Peres was married to the former Sonya Gelman, who shunned the spotlight to the point of refusing to move into the president’s house when he took his last public post. She died in January 2011. They had three children: a daughter, Zvia, and two sons, Jonathan and Nehemya. They and Peres’ eight grandchildren and three great-grandchildren survive him.

Peres was an effective speaker, comfortable in front of large audiences as well as the television camera. He cultivated party members — remembering their names and attending their weddings and bar mitzvahs — and nurtured his relationship with the intelligentsia.

He also wrote poetry and was given to quoting the ancient Greeks and Flaubert and Churchill. He published a dozen books, including “The New Middle East,” in 1993, and “Battling for Peace,” a memoir, in 1995. His last book was an affectionate political biography of his mentor, the country’s founding prime minister, David Ben-Gurion.

Peres was born Shimon Persky on Aug. 16, 1923, in the small village of Vishniewa, Poland, to a merchant family.
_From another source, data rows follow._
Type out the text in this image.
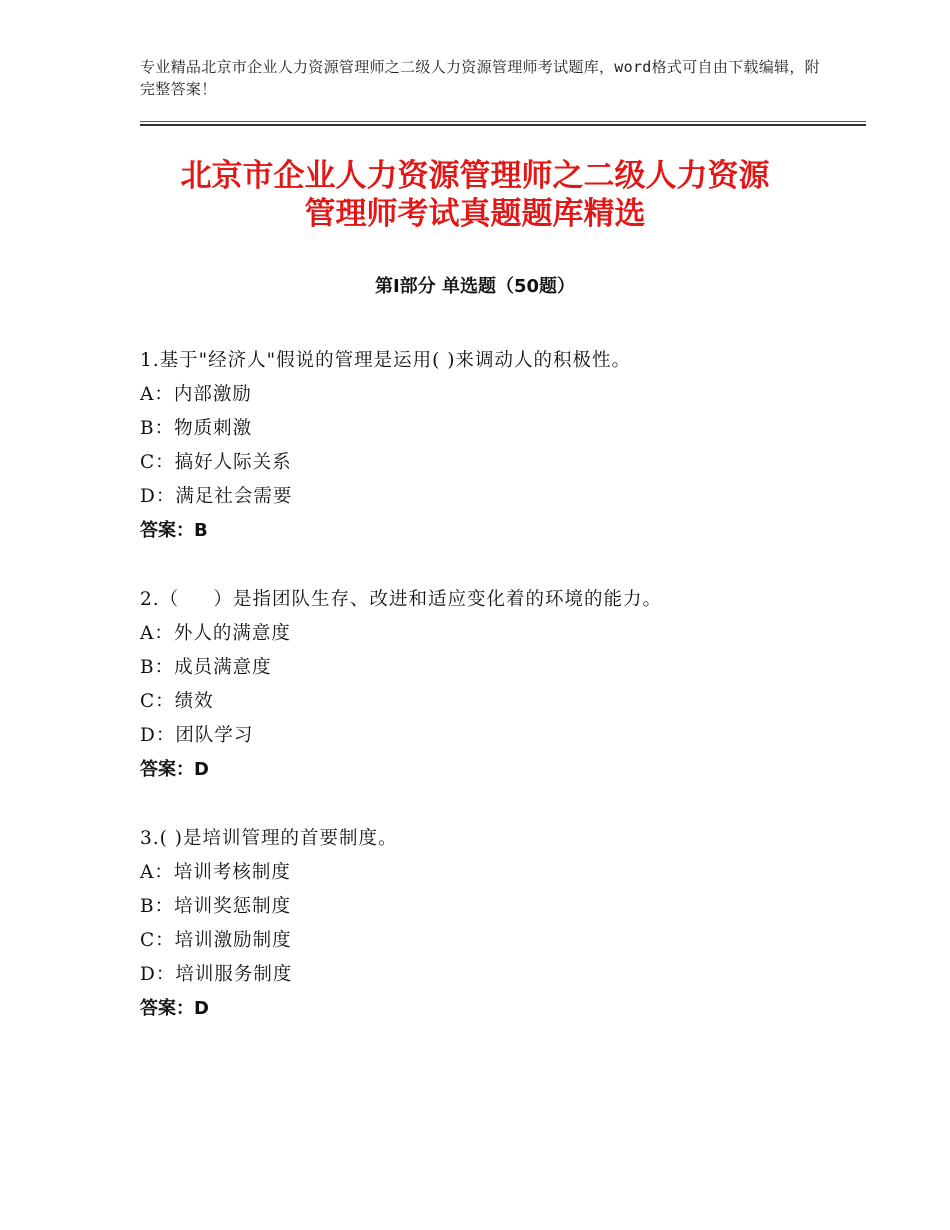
专业精品北京市企业人力资源管理师之二级人力资源管理师考试题库，word格式可自由下载编辑，附完整答案！
北京市企业人力资源管理师之二级人力资源
管理师考试真题题库精选
第Ⅰ部分 单选题（50题）
1.基于"经济人"假说的管理是运用( )来调动人的积极性。
A：内部激励
B：物质刺激
C：搞好人际关系
D：满足社会需要
答案：B
2.（     ）是指团队生存、改进和适应变化着的环境的能力。
A：外人的满意度
B：成员满意度
C：绩效
D：团队学习
答案：D
3.( )是培训管理的首要制度。
A：培训考核制度
B：培训奖惩制度
C：培训激励制度
D：培训服务制度
答案：D
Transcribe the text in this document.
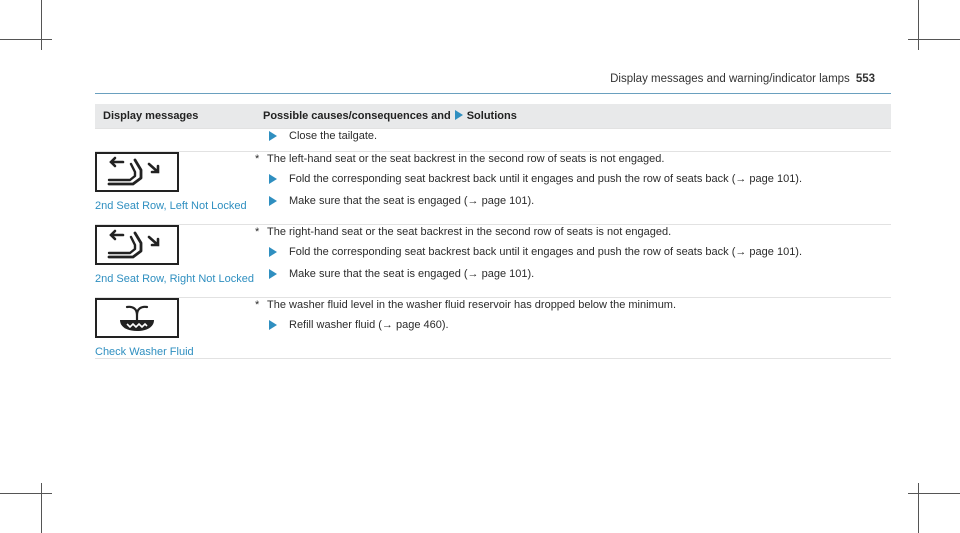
Display messages and warning/indicator lamps 553
Display messages	Possible causes/consequences and Solutions

Close the tailgate.

2nd Seat Row, Left Not Locked	* The left-hand seat or the seat backrest in the second row of seats is not engaged.

Fold the corresponding seat backrest back until it engages and push the row of seats back (→ page 101).
Make sure that the seat is engaged (→ page 101).

2nd Seat Row, Right Not Locked	* The right-hand seat or the seat backrest in the second row of seats is not engaged.

Fold the corresponding seat backrest back until it engages and push the row of seats back (→ page 101).
Make sure that the seat is engaged (→ page 101).

Check Washer Fluid	* The washer fluid level in the washer fluid reservoir has dropped below the minimum.

Refill washer fluid (→ page 460).
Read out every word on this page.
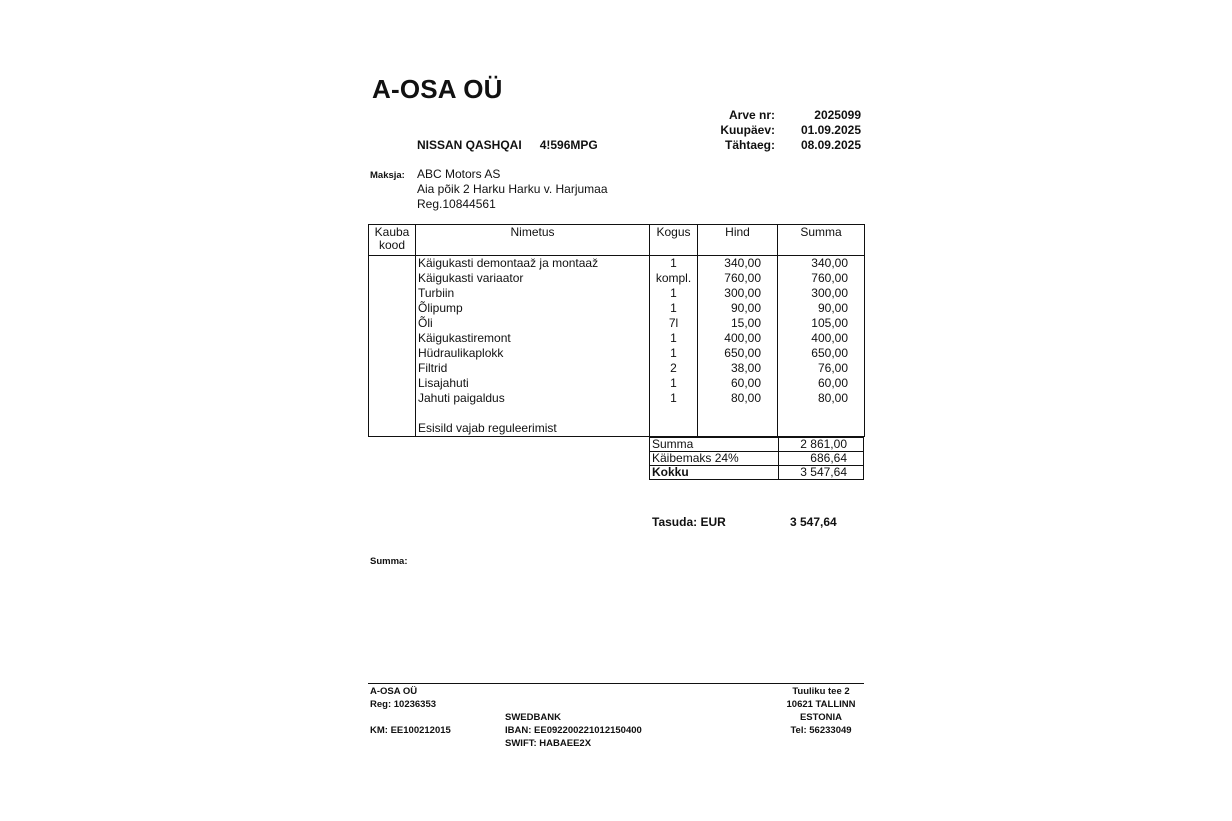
A-OSA OÜ
Arve nr:	2025099
Kuupäev:	01.09.2025
Tähtaeg:	08.09.2025
NISSAN QASHQAI 4!596MPG
Maksja: ABC Motors AS
Aia põik 2 Harku Harku v. Harjumaa
Reg.10844561
Kauba kood	Nimetus	Kogus	Hind	Summa
	Käigukasti demontaaž ja montaaž	1	340,00	340,00
	Käigukasti variaator	kompl.	760,00	760,00
	Turbiin	1	300,00	300,00
	Õlipump	1	90,00	90,00
	Õli	7l	15,00	105,00
	Käigukastiremont	1	400,00	400,00
	Hüdraulikaplokk	1	650,00	650,00
	Filtrid	2	38,00	76,00
	Lisajahuti	1	60,00	60,00
	Jahuti paigaldus	1	80,00	80,00

	Esisild vajab reguleerimist			
Summa	2 861,00
Käibemaks 24%	686,64
Kokku	3 547,64
Tasuda: EUR	3 547,64
Summa:
A-OSA OÜ
Reg: 10236353
KM: EE100212015
SWEDBANK
IBAN: EE092200221012150400
SWIFT: HABAEE2X
Tuuliku tee 2
10621 TALLINN
ESTONIA
Tel: 56233049
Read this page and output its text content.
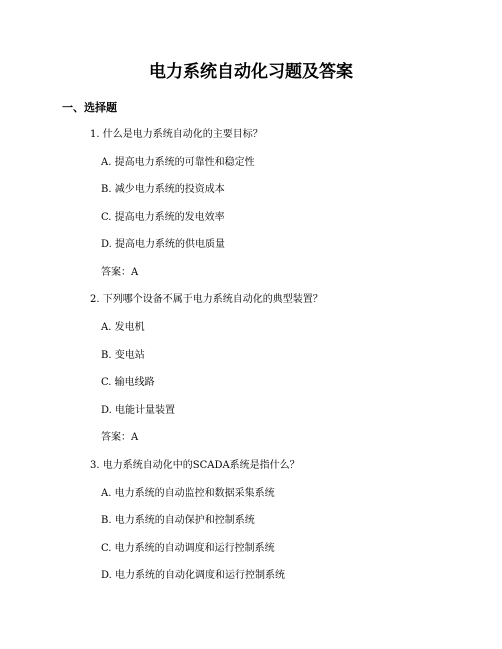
电力系统自动化习题及答案
一、选择题

1. 什么是电力系统自动化的主要目标？

A. 提高电力系统的可靠性和稳定性

B. 减少电力系统的投资成本

C. 提高电力系统的发电效率

D. 提高电力系统的供电质量

答案：A

2. 下列哪个设备不属于电力系统自动化的典型装置？

A. 发电机

B. 变电站

C. 输电线路

D. 电能计量装置

答案：A

3. 电力系统自动化中的SCADA系统是指什么？

A. 电力系统的自动监控和数据采集系统

B. 电力系统的自动保护和控制系统

C. 电力系统的自动调度和运行控制系统

D. 电力系统的自动化调度和运行控制系统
His parents, Yitzhak and Sara Persky, took him to Palestine when he was 11, where he studied in Tel Aviv and then entered an agricultural school.

In 1941, he helped found Kibbutz Alumot in the eastern Lower Galilee, where he worked as a herdsman and was elected kibbutz secretary. He soon became active in the Mapai, which was to become Israel’s Labor Party, and, at 18, was appointed the coordinator of the youth movement of the Histadrut, the General Labor Federation.

He rose rapidly, getting experience in the intricacies of Israeli political life. In 1944, Ben-Gurion, then the head of the Jewish Agency for Palestine, sent Peres with a small reconnaissance group to Eilat on the Red Sea to survey the Sinai Desert and make maps that became important strategic assets during the 1948 war of independence.

It was on that mission that a friend sighted a nest of eagles, “peres” in Hebrew. “Persky,” he said, “why don’t you change your family name to Peres?” He accepted the suggestion, though, in fact, the bird they saw was more a vulture than an eagle.

When Israel became independent in 1948, Peres was named head of the naval service. Within two years, he was sent to the United States to lead a defense supply mission in New York. He was 27 and spoke no English, but within three months, after rounds of intensive private lessons, he was fluent. He took courses at the New School for Social Research and New York University, and later at the Harvard School of Public Administration.

In 1951, Ben-Gurion, then prime minister and minister of defense, appointed Peres director-general of the Defense Ministry, where he used his Harvard training to reorganize the department. Peres became known as one of “Ben-Gurion’s boys” — protégés of the “Old Man” — a group that included Teddy Kollek and Moshe Dayan.

Peres, who frequently drew on historical allusions, thought of himself as philosopher more than a politician. When asked about the 1993 Oslo Accords, he said: “There was no alternative. We had to do it.”

He added, “An ancient Greek philosopher was asked what is the difference between war and peace. ‘In war,’ he replied, ‘the old bury the young. In peace, the young bury the old.’ I felt that if I could make the world better for the young, that would be the greatest thing we can do.”